The family of curves passing through `(0,0)` and satisfying the differential equation `y_2/y_1=1` `("where", y_n=(d^ny)/dx^n)` is (A) `y=k` (B) `y=kx` (C) `y= k(e^x +1)` (C) `y= k(e^x -1)`

To solve the problem, we need to find the family of curves that pass through the point (0,0) and satisfy the differential equation given by: \[ \frac{y_2}{y_1} = 1 \] where \(y_n = \frac{d^n y}{dx^n}\).
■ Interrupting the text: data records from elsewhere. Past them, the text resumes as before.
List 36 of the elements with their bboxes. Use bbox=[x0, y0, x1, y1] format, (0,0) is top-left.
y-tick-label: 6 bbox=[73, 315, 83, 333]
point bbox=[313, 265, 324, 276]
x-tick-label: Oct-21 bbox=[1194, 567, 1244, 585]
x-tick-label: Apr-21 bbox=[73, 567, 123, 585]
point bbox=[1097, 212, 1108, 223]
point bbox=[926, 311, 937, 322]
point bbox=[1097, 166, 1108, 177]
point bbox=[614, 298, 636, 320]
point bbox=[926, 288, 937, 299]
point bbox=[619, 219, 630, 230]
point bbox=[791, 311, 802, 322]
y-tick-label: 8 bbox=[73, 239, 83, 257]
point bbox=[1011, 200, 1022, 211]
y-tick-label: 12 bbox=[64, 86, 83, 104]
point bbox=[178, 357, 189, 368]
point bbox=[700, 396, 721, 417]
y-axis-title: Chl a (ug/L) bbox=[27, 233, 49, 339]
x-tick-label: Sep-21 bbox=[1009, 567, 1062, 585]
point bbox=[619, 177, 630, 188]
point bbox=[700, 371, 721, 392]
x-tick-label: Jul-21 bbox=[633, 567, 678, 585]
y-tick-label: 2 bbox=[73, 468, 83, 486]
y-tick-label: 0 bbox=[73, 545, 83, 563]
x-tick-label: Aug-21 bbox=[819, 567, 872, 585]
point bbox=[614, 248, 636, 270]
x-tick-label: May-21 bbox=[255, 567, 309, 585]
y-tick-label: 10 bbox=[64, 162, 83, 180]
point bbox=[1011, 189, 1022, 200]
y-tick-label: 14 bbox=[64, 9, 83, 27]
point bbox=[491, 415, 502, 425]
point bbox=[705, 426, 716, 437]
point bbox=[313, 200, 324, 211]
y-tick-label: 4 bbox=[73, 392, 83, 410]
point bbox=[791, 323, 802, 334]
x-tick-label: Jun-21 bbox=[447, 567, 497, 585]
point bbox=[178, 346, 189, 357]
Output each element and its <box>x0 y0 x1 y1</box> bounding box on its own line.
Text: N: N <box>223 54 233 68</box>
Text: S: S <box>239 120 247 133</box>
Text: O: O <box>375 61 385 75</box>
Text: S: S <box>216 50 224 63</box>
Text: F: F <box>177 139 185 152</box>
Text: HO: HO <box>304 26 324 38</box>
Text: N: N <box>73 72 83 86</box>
This means we can rewrite the equation as: \[ \frac{d^2y}{dx^2} = \frac{dy}{dx} \] ### Step 1: Rewrite the Differential Equation From the equation \(\frac{d^2y}{dx^2} = \frac{dy}{dx}\), we can rearrange it to: \[ \frac{d^2y}{dx^2} - \frac{dy}{dx} = 0 \] ### Step 2: Integrate the Equation Now we will integrate both sides. Let \(p = \frac{dy}{dx}\). Then, we have: \[ \frac{dp}{dx} - p = 0 \] Integrating this, we get: \[ \int \frac{dp}{p} = \int dx \] This leads to: \[ \ln |p| = x + C_1 \] where \(C_1\) is a constant of integration. Exponentiating both sides gives: \[ p = e^{x + C_1} = e^{C_1} e^x \] Let \(k = e^{C_1}\), then: \[ \frac{dy}{dx} = k e^x \] ### Step 3: Integrate Again Next, we integrate \(\frac{dy}{dx} = k e^x\): \[ y = \int k e^x \, dx = k e^x + C_2 \] where \(C_2\) is another constant of integration. ### Step 4: Apply the Condition (0,0) Since the curve passes through the point (0,0), we can substitute \(x = 0\) and \(y = 0\): \[ 0 = k e^0 + C_2 \implies 0 = k + C_2 \implies C_2 = -k \] ### Step 5: Final Equation Substituting \(C_2\) back into the equation for \(y\): \[ y = k e^x - k \] This can be factored as: \[ y = k(e^x - 1) \] ### Conclusion Thus, the family of curves that satisfy the given differential equation and pass through the origin (0,0) is: \[ y = k(e^x - 1) \] ### Answer The correct option is (D) \(y = k(e^x - 1)\).